Multe al Parma Retail, gli operatori: "Non abbiamo mai avuto risposta: oltre al danno la beffa"

Consorzio degli operatori del Parco Commerciale Parma Retail sulla vicenda della sanzioni: "Ci chiediamo a che titolo e sulla base di quali norme 'certe' sono state comminate sanzioni"

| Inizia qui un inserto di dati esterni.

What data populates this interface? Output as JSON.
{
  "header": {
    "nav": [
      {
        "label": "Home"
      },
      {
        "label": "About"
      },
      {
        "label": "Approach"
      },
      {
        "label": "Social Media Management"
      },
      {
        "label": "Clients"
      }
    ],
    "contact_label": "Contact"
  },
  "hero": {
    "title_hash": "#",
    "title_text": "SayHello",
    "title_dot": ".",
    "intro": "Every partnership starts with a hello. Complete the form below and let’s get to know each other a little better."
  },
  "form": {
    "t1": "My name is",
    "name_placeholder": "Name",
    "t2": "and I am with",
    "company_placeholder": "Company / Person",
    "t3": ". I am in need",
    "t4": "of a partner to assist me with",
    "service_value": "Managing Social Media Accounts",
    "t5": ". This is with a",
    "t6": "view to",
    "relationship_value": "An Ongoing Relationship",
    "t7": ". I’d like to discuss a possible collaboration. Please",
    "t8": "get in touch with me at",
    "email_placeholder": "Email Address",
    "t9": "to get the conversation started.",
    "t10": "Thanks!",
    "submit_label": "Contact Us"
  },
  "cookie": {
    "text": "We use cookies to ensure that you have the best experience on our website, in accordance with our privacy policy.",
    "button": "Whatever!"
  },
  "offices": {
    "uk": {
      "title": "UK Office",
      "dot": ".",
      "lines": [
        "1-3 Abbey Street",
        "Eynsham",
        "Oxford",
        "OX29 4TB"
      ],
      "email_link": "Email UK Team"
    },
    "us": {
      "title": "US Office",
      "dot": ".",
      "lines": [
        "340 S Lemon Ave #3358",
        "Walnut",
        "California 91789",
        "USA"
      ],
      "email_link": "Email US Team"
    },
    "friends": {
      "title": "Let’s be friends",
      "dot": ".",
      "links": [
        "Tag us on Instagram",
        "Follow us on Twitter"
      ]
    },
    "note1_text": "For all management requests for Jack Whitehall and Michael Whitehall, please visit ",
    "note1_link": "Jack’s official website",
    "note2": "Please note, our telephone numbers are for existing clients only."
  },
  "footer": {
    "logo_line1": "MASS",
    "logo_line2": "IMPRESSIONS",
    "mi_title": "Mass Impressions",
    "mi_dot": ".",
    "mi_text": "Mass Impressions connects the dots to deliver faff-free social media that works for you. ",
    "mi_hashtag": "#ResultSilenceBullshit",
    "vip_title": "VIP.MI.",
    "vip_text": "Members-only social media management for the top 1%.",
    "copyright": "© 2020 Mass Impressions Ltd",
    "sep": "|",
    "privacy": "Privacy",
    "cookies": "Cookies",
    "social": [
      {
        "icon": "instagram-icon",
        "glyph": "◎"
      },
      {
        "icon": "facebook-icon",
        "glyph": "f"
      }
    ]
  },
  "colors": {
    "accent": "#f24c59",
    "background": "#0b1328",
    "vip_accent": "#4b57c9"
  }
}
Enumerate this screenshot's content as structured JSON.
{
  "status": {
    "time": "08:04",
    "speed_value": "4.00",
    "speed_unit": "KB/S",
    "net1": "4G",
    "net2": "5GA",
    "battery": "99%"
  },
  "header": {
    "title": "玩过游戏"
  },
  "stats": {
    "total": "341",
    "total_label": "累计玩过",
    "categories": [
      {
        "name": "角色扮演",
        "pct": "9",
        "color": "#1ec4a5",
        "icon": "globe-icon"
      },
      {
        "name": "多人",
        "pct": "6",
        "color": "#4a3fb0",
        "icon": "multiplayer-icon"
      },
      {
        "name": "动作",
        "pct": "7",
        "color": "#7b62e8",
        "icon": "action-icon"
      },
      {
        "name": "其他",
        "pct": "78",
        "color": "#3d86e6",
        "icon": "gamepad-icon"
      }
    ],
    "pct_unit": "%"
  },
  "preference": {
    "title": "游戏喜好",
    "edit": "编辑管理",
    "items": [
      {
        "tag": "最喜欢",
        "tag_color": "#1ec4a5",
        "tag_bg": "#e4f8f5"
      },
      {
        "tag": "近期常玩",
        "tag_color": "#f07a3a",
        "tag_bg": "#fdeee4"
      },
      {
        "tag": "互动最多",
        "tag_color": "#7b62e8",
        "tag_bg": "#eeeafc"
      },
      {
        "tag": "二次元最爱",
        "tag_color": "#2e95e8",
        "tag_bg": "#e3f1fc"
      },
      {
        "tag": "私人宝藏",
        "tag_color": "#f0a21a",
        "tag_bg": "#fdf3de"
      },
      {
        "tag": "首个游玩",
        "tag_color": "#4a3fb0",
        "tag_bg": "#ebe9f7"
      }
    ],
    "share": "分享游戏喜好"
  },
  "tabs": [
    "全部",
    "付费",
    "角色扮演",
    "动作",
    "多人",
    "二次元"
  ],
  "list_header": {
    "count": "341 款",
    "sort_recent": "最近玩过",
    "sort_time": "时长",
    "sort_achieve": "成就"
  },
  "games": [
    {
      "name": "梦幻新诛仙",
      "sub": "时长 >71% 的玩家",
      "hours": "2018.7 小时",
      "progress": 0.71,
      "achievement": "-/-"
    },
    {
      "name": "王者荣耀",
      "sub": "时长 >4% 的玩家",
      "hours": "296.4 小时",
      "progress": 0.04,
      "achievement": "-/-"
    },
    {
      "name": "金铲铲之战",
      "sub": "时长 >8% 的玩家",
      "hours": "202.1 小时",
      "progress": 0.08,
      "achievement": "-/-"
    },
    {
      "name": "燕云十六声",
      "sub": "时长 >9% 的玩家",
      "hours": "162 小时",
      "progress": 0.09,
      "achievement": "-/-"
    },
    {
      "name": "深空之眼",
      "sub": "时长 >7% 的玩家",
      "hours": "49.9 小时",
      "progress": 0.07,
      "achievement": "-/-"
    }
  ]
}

Alcuni negozi del Parma Retail sono stati multati per aver tenuto aperto nel fine settimana appena trascorso. "Nell'incertezza interpretativa lasciata dal testo dell'ultimo DPCM - si legge in una nota del Consorzio degli operatori del Parco Commerciale Parma Retail - alcuni degli esercenti attivi a Parma Retail - che si configura come un Parco Commerciale con ampi spazi aperti senza una galleria al chiuso, simile a tante altre realtà che hanno tenuto aperto lo scorso fine settimana in Emilia-Romagna e nella Provincia di Parma - hanno deciso per l'apertura sabato 7 novembre. 
 
Desideriamo sottolineare che Parma Retail ha fatto di tutto per ottenere dall'Amministrazione Pubblica indicazioni interpretative del DPCM al fine di poter fornire ai suoi soci una risposta chiara sul comportamento da adottare. Purtroppo i numerosi tentativi di  avere indicazioni, presso più soggetti diversi, sono stati infruttuosi in maniera sconcertante. A partire dalle ripetute telefonate agli uffici competenti dell'Amministrazione comunale, alla Prefettura e alla Polizia Municipale, fin dai giorni immediatamente successivi alla pubblicazione del Decreto. Non avendo ricevuto alcun riscontro interpretativo con questo mezzo, per agire in trasparenza e ritenendo un diritto avere una risposta, è stata inviata formale PEC sia al Comune che al Prefetto. Fino al pomeriggio di sabato 7 novembre non abbiamo ricevuto alcuna risposta nemmeno tramite questa modalità di contatto.
 
Infine, oltre il danno la beffa. Nella giornata di sabato l'Amministrazione Pubblica ha inviato dei propri rappresentanti, come risulterebbe dalle cronache a seguito di un esposto, per perseguire e multare gli operatori di Parma Retail che stavano lavorando nel rispetto delle regole vigenti. Ci pare infatti evidente che le regole restano quelle vigenti fino a quando chi è deputato a legiferare non le cambi in maniera chiara ed inequivocabile, mettendo in condizione gli organi di governo territoriali di poterle interpretare correttamente. Mentre Parma Retail - lo
ripetiamo, una struttura caratterizzata da ampissimi spazi all'aperto - veniva multato, altre realtà concorrenti restavano aperte senza subire controlli.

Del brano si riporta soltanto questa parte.